“Activist Judge” Haters: Citizens United…Against What, Exactly?

- Dude, the Ya-Hoos don’t even know what “activist judge” means. We can do whatever the hell we want!
By now, you’ve heard about the Supreme Court’s totally ballsy ruling last week in Citizens United v. FEC, in which the Court held that corporations are people, money is speech, and therefore limiting corporate contributions to political groups violates First Amendment protections of Free Speech. Some of these principles had been established before Citizens United, but their application here pretty much abolished campaign finance reform. And, really, as much of a stretch as I think this is (especially for a Court that so literally and narrowly reads defendants’ rights in the Fourth, Fifth, and Sixth Amendment), well, I can’t get too mad about the substance of the decision. Look, if liberals want to the Courts to interpret the Constitution in their favor, then win some presidencies and appoint more liberal judges—and quit being such wussies when it comes confirmation time.
The thing that makes me really steam-out-the-ears mad about this decision is the sheer hypocrisy of the Roberts Court’s procedural principals. And make no mistake, one of the first things we learn in law school is that the side that controls procedure wins the substance. Let’s review how Citizens United got to the Court, shall we?
The political activist group Citizens United sought to air Hillary: The Movie, an anti-Clinton “documentary” on video-on-demand cable services. The McCain-Feingold Act bans certain corporate-funded paid television time immediately before elections, and it also requires disclosure of corporate sponsors of election advertizing. Sure enough, Citizens United took a ton of corporate money, meaning that Hillary was banned from cable on-demand. During oral argument for this case last term, Citizens United argued for a narrow interpretation of the law to overturn the ban on Hillary, either by reading the statute not to mean “video on demand” or something along those lines.
During oral argument, the government’s lawyer defending the law, Deputy Solicitor General Malcolm Stewart, royally screwed up by suggesting that the government could regulate the publication of books prior to an election. (For the record, Alito nailed him with this hypothetical, but Stewart could have easily deflected the question by using the Court’s distinction between political speech and commercial speech.) This led the Court to postpone ruling on Citizens United to hear briefs on a question not even raised by the lawyers—whether to declare corporate funding of political advocacy groups who advocate for candidates as protected speech under the First Amendment, and thus could not be banned or even limited. These questions had already been decided—even as recently as 2003.
So, to sum up, here’s what the Court did: Overturned a century’s worth of legal precedents on free speech, declared unconstitutional a bipartisan congressionally-passed law, stretched the text of the Constitution to declare money to equal “speech” and corporations to equal “we the people”—and in getting to the that ruling, answered Constitutional questions it didn’t need to answer, answered far more broadly than it needed to decide the case, and had the case re-heard because even the lawyers themselves didn’t think the Court would consider doing what it did.
In other words, you want ACTIVIST JUDGING? That’s activist judging if ever an activist judge judged.
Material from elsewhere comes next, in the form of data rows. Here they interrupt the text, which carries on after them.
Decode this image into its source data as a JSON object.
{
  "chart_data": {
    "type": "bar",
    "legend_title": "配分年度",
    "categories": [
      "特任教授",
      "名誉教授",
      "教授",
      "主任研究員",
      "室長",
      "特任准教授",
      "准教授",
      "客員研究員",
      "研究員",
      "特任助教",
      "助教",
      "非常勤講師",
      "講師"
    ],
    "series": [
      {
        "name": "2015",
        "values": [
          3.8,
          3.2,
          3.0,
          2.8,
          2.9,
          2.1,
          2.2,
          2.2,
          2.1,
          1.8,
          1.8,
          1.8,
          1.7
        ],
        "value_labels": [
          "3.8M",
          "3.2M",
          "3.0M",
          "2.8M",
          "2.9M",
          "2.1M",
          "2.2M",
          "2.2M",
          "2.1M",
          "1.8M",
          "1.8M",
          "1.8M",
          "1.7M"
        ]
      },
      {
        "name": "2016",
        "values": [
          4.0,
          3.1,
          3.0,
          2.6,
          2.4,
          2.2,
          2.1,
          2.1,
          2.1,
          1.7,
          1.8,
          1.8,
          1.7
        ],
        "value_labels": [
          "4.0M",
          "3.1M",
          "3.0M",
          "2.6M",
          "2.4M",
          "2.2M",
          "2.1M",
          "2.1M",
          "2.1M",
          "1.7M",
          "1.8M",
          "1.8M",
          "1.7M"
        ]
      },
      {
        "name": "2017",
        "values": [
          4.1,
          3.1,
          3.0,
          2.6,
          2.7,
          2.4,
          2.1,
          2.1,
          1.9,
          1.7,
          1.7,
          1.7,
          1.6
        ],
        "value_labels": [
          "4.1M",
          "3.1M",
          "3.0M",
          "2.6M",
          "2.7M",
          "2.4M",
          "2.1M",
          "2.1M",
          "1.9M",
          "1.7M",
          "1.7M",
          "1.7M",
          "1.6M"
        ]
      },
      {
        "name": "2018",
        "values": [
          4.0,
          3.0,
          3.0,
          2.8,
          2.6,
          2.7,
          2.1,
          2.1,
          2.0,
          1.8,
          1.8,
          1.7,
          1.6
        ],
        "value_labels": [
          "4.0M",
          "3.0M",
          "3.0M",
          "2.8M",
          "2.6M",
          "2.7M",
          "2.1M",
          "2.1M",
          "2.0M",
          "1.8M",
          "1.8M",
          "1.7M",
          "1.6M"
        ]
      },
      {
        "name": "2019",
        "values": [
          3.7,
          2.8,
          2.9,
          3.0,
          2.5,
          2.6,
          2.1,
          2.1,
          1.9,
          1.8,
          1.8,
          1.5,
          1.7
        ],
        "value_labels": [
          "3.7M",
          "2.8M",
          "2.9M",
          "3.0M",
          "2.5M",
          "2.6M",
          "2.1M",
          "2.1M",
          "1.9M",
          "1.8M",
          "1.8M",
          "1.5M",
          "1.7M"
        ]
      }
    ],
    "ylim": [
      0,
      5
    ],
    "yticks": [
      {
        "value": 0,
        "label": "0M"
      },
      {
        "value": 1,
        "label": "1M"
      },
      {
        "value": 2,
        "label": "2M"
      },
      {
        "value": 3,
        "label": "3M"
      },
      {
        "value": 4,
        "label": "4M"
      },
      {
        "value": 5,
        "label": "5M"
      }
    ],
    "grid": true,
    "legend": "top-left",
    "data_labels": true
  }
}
So, for all you I HATE ACTIVIST JUDGES haters in the house, you have to ask yourself: Do you really hate “activist judges,” or do you just hate judges that rule in ways that don’t comport with your political views? And if you still say you hate activist judges, then I patiently await your condemnation of the wholly radicalized Roberts Court. It’s that, or you’re a raging hypocrite and all the talk about “Judicial Restraint” and “Judicial Deference” and “Constitutional Avoidance” was just a bunch of hot air and your jurisprudential theories are just as compromised by politics as those you criticize.
The Federalist Society types will no doubt argue that this judgment was necessary to expand Free Speech, and we can deal with the odd fact that conservative justices have worked to limit the freedom of speech for living, breathing human beings while expanding it for legal fictions. That’s fine—there’s contradictions in every ideology, and sometimes you have to reconcile them after-the-fact. But what gets me is that this is the same kind of Warren Court-ish behavior that conservatives have rightly decried as intellectually dishonest, thus completely undermining their whole rationale for, you know, hating on Sonia Sotomayor.